Pinto (1996) sustenta que relativamente às questões de ordem pública, que, por disposição legal, devem ser conhecidas e decretadas até mesmo ex officio em qualquer tempo e grau de jurisdição (art. 267, § 3º), deve ser dispensado o requisito do prequestionamento, devendo o Superior Tribunal de Justiça conhecer dessas questões, evitando-se, assim, o trânsito em julgado da decisão viciada.

Acertada é a lição do autor, haja vista não ser razoável que, mesmo enxergando vício fundamental no acórdão recorrido, o STJ permita a perpetuação da nulidade. Desde que a matéria de ordem pública impeça o julgamento do mérito do recurso e, sendo esta evidente, passível de ser reconhecida sem necessidade de reexame de fatos ou de provas, a mesma deverá ser reconhecida em sede de recurso especial.

Após toda essa abordagem acerca do requisito do prequestionamento e suas diferentes concepções, verifica-se a existência de precedentes em todos os sentidos, o que causa enorme insegurança jurídica entre os jurisdicionados, que até hoje não sabem ao certo qual o entendimento prevalecente acerca do tema. Na dúvida, interpõem-se sempre embargos de declaração, o que acumula ainda mais o trabalho nos tribunais.

Por outro lado, a referida imprecisão facilita a utilização do instituto como mero elemento de contenção dos recursos, muitas vezes de forma ilegítima e desarrazoada.

Para concluir o presente tópico não se poderia deixar de citar a brilhante lição de Bueno (2002, p. 31-32)

O que é de ser destacado aqui e agora é que, enquanto não houver um consenso a respeito do que é prequestionamento, como ele se manifesta perante os jurisdicionados e qual o papel dos embargos de declaração para a fase recursal extraordinária e especial, o acesso ao Supremo Tribunal Federal e ao Superior Tribunal de Justiça resta seriamente comprometido. Enquanto for difícil responder à questão "o que é e como se dá o prequestionamento?", enquanto não houver uma segura uniformidade de entendimentos acerca deste tema, o acesso àqueles dois Tribunais é mais ilusório do que real. É mais declaração de direito do que uma efetiva garantia de direitos constitucionalmente prevista. Trata-se, inegavelmente, de um caso em que a forma parece estar suplantando — e em muito — o conteúdo.
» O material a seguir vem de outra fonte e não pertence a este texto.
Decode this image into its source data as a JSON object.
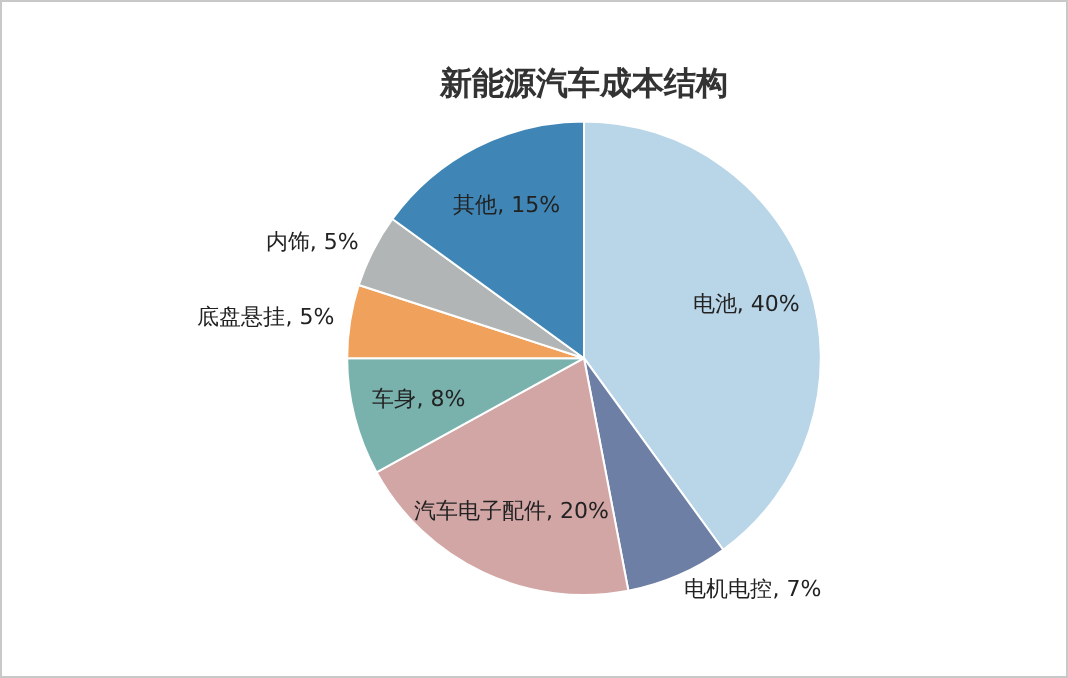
{
  "chart_data": {
    "type": "pie",
    "title": "新能源汽车成本结构",
    "categories": [
      "电池",
      "电机电控",
      "汽车电子配件",
      "车身",
      "底盘悬挂",
      "内饰",
      "其他"
    ],
    "values": [
      40,
      7,
      20,
      8,
      5,
      5,
      15
    ],
    "value_labels": [
      "40%",
      "7%",
      "20%",
      "8%",
      "5%",
      "5%",
      "15%"
    ],
    "colors": [
      "#b9d5e8",
      "#6e7fa5",
      "#d3a6a6",
      "#79b2ad",
      "#f0a15c",
      "#b1b5b5",
      "#3f86b6"
    ],
    "data_labels": true,
    "legend": false
  }
}
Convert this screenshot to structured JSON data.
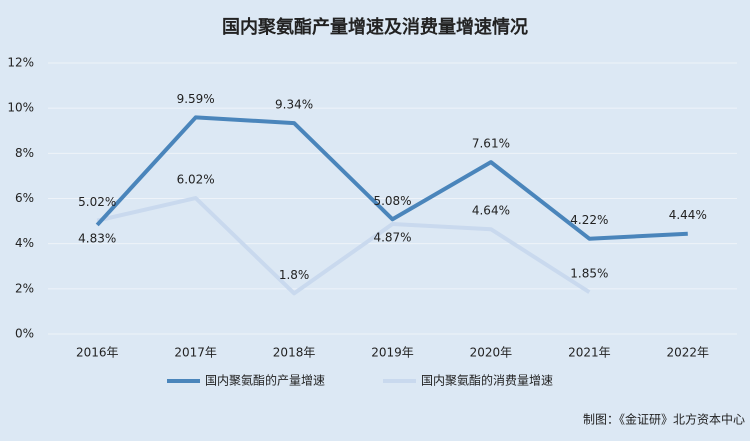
{
  "chart_data": {
    "type": "line",
    "title": "国内聚氨酯产量增速及消费量增速情况",
    "categories": [
      "2016年",
      "2017年",
      "2018年",
      "2019年",
      "2020年",
      "2021年",
      "2022年"
    ],
    "series": [
      {
        "name": "国内聚氨酯的产量增速",
        "color": "#4a85bb",
        "values": [
          4.83,
          9.59,
          9.34,
          5.08,
          7.61,
          4.22,
          4.44
        ],
        "value_labels": [
          "4.83%",
          "9.59%",
          "9.34%",
          "5.08%",
          "7.61%",
          "4.22%",
          "4.44%"
        ]
      },
      {
        "name": "国内聚氨酯的消费量增速",
        "color": "#c9d9ee",
        "values": [
          5.02,
          6.02,
          1.8,
          4.87,
          4.64,
          1.85,
          null
        ],
        "value_labels": [
          "5.02%",
          "6.02%",
          "1.8%",
          "4.87%",
          "4.64%",
          "1.85%",
          null
        ]
      }
    ],
    "ylim": [
      0,
      12
    ],
    "yticks": [
      {
        "value": 0,
        "label": "0%"
      },
      {
        "value": 2,
        "label": "2%"
      },
      {
        "value": 4,
        "label": "4%"
      },
      {
        "value": 6,
        "label": "6%"
      },
      {
        "value": 8,
        "label": "8%"
      },
      {
        "value": 10,
        "label": "10%"
      },
      {
        "value": 12,
        "label": "12%"
      }
    ],
    "grid": true,
    "legend": "bottom",
    "source": "制图：《金证研》北方资本中心"
  }
}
Impõe-se, assim, mais do que nunca, que o Supremo Tribunal Federal, guardião da Constituição e, pois, do alcance dos arts. 102, III e 105, III, da Constituição Federal diga o que é ou o que deve ser entendido por prequestionamento: se a iniciativa das partes; se o conteúdo da decisão recorrida ou se uma junção destas duas vertentes. Se é pertinente para sua identificação o número do dispositivo constitucional ou legal que se pretende impugnar, em que condições que a decisão deve dizer que está rejeitando as argüições das partes e, enfim, definir quais os parâmetros que devem ser empregados para a verificação de sua ocorrência, aí incluída a necessidade, ou não, e o papel dos embargos declaratórios. Tudo para que os jurisdicionados possam saber, de antemão, se e como podem pretender alcançar as Cortes Superiores para uniformização do direito federal, constitucional e infraconstitucional, nos precisos termos do art. 102, III e 105, III, da Constituição Federal. Em suma: para que se possa saber qual o caminho a ser seguido por quem anseia pela prestação jurisdicional daqueles Tribunais.

Enquanto estas questões não forem decididas com ânimo de definitividade parece curial, com o devido respeito dos que pensam diferentemente, que não só o alcance dos referidos arts. 102, III e 105, III, estará em cheque mas, também — senão principalmente —, o art. 5º, XXXV, LIV e LV, da Constituição Federal. O acesso à Justiça e o devido processo legal estão comprometidos por uma questão que, em última análise, é formal: se, é verdade, há, hoje, consenso doutrinário e jurisprudencial acerca da indispensabilidade do prequestionamento — até porque sua previsão constitucional parece irretorquível —, ainda se debate acerca da sua forma ou do seu modo de surgimento. Omissão quanto a este ponto é insustentável em um Estado Democrático de Direito, em que nem a lei pode excluir lesão ou ameaça a direito do Poder Judiciário.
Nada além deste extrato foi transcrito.